“Umutsuzluk. Umutsuzluk. Umutsuzluk. Umutsuzum kardeşim. Korkunç
bir kızgınlık bunalımı içindeyim, sönüyorum. Bu biraz daha sürerse
eyvah! Nedenini söyleyeyim mi? Fakat bu o kadar tuhaf ki, gülersiniz
diye korkuyorum, kimi zaman kendim bile kendi halime gülüyorum. Koca bir
dünya içinde yalnızım Nazif! En yakın arkadaşlarımın arasında sokağa
çıplak çıkmış bir adam duygusuyla titriyorum, herkesin vicdanı kapalı
örtülü, yalnız ben çıplak. Herkes hiç olmazsa üniformalarla –ne diyeyim-
mayasını sürdürüyor. Herkes zamanın alçak süslerine bürünebiliyor.

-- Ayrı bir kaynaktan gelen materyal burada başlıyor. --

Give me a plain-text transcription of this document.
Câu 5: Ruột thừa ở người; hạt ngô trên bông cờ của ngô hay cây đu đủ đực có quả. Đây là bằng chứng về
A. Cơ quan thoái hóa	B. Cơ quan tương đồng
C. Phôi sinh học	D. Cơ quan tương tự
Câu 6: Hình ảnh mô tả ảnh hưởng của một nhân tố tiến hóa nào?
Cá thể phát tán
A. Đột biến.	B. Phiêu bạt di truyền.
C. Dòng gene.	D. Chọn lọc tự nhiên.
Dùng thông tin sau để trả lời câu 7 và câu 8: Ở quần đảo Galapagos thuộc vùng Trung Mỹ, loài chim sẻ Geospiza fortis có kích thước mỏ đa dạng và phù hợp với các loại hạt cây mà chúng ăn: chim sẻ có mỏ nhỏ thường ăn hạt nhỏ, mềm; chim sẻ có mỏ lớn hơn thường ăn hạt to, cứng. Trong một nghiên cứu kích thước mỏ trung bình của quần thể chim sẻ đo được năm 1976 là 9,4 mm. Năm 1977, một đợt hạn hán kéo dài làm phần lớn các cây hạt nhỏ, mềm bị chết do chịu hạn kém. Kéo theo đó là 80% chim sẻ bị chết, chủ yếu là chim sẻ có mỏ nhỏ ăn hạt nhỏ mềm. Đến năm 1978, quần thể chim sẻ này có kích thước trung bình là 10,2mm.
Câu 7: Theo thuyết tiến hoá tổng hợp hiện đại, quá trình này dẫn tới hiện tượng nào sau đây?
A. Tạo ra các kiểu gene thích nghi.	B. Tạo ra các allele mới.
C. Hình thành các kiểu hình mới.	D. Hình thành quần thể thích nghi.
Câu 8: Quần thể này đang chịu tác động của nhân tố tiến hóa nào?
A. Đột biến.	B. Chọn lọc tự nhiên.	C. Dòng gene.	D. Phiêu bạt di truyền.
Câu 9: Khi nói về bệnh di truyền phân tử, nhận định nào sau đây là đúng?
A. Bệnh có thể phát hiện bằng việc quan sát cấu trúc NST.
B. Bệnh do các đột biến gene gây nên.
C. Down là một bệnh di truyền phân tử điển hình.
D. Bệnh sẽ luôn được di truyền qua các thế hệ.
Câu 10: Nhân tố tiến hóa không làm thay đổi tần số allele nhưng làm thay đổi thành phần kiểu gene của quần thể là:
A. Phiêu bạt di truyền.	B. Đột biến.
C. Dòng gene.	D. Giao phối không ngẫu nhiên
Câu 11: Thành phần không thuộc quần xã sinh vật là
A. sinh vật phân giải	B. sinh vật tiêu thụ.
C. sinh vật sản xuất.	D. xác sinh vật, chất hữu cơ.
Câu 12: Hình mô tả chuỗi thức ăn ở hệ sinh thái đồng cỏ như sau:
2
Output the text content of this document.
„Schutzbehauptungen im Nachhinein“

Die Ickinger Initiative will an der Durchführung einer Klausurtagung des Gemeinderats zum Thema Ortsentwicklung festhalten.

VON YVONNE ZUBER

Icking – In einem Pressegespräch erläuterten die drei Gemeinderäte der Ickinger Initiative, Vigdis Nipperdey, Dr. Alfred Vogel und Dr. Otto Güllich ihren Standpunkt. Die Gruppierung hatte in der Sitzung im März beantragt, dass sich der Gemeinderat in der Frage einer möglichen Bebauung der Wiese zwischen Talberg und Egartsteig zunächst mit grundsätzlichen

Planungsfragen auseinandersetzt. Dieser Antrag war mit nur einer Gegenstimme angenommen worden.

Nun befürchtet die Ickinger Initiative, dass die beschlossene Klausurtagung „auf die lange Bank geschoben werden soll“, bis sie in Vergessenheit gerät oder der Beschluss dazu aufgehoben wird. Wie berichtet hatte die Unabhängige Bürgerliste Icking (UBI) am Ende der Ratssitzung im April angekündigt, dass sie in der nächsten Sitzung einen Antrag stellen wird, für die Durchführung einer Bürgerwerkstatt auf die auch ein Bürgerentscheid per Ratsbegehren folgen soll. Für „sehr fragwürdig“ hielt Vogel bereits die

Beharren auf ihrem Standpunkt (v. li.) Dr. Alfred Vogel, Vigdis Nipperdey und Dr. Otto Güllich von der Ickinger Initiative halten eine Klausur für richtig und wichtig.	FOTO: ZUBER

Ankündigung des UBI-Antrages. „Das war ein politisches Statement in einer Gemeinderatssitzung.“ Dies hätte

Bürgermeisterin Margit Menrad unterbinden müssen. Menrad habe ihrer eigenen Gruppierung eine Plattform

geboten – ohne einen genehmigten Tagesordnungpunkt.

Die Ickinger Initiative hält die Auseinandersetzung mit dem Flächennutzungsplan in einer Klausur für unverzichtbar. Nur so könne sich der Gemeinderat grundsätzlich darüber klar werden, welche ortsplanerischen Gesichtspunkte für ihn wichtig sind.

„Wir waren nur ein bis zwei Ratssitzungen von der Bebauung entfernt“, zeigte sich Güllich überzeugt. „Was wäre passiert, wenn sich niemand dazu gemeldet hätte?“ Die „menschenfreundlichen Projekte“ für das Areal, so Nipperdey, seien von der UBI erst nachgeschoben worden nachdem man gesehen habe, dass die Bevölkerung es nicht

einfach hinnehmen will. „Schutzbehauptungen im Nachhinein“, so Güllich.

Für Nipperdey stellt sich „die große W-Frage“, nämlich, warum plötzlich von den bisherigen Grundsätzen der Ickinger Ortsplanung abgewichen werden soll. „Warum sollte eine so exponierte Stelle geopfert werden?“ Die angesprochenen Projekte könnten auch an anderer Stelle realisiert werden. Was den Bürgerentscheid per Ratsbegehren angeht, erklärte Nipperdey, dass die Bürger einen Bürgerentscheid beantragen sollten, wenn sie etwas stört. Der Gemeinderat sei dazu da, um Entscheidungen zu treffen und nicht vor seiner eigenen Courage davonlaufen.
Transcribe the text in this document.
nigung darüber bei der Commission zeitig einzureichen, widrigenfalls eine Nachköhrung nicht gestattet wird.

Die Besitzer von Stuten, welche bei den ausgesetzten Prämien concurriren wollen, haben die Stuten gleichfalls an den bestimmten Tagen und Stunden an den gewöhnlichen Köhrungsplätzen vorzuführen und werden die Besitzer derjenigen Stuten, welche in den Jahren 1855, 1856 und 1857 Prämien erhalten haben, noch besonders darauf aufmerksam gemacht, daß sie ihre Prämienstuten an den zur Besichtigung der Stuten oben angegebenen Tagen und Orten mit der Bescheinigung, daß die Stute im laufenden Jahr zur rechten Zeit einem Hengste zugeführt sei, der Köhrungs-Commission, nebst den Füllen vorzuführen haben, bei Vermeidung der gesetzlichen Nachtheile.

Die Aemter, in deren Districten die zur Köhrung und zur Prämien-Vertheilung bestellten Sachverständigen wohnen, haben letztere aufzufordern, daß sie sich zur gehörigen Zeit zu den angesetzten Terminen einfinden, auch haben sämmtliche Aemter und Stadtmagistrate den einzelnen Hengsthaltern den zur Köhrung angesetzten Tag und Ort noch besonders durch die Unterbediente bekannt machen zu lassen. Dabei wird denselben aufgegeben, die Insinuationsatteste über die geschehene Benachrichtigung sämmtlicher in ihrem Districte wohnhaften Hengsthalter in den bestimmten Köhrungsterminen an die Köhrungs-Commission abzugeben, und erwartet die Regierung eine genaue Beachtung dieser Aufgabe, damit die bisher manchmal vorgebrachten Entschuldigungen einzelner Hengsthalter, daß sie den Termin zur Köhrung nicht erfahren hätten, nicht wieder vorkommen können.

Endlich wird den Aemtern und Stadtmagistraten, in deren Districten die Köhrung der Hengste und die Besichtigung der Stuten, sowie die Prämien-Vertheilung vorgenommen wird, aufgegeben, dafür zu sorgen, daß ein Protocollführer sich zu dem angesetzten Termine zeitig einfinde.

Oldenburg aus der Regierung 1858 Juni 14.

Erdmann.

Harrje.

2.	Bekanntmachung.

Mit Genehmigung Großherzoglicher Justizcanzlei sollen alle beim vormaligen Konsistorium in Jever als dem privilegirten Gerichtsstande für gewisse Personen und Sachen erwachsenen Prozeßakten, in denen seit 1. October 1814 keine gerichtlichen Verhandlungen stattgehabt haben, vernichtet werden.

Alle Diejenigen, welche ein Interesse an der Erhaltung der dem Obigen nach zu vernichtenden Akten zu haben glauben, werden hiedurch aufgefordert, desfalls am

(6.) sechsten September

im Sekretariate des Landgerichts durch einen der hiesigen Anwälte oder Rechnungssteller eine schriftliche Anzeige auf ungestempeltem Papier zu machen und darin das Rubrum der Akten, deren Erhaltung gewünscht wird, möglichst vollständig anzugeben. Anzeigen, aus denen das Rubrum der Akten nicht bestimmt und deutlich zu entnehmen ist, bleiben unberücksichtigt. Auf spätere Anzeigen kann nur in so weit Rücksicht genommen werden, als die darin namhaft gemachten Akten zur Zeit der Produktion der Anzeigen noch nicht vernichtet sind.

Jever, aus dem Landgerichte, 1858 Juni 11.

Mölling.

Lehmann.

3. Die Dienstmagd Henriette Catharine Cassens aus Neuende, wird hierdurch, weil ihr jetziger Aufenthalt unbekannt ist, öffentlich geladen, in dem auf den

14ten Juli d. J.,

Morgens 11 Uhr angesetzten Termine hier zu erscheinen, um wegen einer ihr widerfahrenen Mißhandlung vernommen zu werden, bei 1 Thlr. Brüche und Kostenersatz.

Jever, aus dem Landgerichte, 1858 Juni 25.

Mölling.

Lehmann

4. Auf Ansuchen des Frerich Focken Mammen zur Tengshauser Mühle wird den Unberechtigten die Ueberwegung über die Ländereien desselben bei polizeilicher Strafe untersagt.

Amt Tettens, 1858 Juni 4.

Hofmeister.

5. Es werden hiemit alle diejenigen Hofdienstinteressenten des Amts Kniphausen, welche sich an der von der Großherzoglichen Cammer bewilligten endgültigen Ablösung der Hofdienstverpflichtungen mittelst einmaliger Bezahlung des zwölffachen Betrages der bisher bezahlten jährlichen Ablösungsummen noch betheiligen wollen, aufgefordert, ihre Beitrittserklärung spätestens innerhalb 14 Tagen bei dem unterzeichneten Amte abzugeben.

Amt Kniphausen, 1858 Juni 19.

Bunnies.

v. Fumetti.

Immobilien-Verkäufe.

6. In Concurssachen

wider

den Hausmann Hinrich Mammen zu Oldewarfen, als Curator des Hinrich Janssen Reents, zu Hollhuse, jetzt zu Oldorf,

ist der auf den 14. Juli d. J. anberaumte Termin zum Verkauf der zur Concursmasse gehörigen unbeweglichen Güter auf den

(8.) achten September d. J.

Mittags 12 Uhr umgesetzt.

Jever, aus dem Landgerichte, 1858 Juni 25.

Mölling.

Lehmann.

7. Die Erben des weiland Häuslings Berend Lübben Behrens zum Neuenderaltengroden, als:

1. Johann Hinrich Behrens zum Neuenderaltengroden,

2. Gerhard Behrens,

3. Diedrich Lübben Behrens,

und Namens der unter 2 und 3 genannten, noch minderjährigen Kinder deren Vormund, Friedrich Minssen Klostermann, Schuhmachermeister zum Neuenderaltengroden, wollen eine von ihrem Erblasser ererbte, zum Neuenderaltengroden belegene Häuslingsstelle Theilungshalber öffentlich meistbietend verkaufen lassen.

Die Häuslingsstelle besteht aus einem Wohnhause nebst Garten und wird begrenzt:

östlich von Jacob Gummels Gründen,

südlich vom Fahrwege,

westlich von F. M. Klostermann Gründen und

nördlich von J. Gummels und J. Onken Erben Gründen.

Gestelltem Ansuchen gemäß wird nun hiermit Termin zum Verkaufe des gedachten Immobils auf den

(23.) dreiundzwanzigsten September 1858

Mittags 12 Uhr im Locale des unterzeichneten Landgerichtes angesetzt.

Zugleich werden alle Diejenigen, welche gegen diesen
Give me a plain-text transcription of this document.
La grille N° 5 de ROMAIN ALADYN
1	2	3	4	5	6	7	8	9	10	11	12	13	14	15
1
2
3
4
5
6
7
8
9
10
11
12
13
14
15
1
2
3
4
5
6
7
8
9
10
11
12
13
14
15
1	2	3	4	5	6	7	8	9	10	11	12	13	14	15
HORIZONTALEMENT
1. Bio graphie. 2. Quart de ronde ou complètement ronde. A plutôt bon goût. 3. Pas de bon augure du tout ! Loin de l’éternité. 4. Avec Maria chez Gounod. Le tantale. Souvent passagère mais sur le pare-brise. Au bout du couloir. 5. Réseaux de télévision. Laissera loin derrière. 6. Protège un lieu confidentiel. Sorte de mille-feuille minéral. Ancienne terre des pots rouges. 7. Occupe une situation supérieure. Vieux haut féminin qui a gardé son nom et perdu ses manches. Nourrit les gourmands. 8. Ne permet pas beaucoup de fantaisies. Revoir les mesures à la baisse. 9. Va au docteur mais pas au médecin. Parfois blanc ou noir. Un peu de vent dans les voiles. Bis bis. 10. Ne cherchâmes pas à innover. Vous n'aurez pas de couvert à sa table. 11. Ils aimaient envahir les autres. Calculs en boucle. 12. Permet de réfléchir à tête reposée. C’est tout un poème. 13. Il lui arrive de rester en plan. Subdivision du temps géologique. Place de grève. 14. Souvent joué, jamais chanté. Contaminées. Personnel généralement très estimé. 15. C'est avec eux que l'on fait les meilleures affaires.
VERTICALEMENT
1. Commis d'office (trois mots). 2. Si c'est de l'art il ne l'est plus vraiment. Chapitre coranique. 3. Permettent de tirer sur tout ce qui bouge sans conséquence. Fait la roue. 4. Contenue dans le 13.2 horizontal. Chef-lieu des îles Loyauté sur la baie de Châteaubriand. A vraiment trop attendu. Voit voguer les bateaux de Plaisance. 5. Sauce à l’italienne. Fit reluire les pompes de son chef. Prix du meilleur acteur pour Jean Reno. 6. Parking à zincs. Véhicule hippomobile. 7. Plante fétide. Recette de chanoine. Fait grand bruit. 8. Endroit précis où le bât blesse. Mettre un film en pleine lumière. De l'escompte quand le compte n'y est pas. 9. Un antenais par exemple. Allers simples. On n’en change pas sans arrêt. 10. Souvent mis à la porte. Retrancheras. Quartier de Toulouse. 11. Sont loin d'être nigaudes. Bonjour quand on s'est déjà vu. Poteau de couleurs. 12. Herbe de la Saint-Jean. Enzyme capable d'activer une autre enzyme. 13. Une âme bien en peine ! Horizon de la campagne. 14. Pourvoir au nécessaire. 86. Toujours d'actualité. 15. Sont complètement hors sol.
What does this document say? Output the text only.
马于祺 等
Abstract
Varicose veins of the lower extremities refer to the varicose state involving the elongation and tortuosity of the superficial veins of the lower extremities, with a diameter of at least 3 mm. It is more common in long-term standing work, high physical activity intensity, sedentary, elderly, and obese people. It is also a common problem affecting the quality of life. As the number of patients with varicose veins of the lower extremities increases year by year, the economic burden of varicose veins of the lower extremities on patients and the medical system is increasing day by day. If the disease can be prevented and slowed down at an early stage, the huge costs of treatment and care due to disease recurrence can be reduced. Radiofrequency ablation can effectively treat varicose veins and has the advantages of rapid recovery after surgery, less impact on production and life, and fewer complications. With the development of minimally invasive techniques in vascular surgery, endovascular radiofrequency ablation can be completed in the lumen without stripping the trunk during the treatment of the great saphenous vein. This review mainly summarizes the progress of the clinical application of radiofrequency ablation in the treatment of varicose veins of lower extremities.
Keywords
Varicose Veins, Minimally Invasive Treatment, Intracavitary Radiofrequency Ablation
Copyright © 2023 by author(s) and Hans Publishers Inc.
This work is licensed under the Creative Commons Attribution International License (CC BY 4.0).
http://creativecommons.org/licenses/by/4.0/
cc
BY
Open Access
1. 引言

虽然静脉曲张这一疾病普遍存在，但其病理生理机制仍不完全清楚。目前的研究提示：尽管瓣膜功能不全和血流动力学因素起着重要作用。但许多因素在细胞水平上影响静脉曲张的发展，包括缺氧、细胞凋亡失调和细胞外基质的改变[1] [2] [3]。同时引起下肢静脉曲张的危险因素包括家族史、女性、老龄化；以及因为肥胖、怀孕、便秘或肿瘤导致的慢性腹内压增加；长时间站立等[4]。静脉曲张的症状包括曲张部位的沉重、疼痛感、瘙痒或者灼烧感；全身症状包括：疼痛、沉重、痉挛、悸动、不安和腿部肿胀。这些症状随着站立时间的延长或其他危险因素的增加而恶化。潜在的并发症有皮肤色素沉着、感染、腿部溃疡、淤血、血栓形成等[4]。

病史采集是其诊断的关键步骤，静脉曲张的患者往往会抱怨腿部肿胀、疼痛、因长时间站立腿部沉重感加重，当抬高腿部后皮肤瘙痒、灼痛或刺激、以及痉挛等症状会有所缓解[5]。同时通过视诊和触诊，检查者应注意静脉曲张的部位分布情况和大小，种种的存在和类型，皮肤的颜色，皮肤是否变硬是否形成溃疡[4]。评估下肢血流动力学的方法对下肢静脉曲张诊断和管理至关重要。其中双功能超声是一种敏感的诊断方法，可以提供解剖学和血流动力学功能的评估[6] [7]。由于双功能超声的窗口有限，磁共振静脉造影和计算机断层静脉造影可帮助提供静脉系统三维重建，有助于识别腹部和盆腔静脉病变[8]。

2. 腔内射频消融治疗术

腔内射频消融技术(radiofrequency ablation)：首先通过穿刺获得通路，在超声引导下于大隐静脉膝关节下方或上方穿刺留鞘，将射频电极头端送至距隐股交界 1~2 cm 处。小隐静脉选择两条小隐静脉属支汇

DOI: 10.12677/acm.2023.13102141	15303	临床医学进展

Herkes namuslu geçinerek alçak yaşamanın kolayını buluyor. Herkes bu
rezalet havasında nefes alabilmek için bir kolaylığa, bir çareye, bir
büyüye sahip.”
“Umutsuzluğumun derecesini düşünemezsin kardeşim. Kendimi taşlara çarpacağım geliyor. Fakat hani benim yurt sever kanımla kirlenecek bir temiz taş?”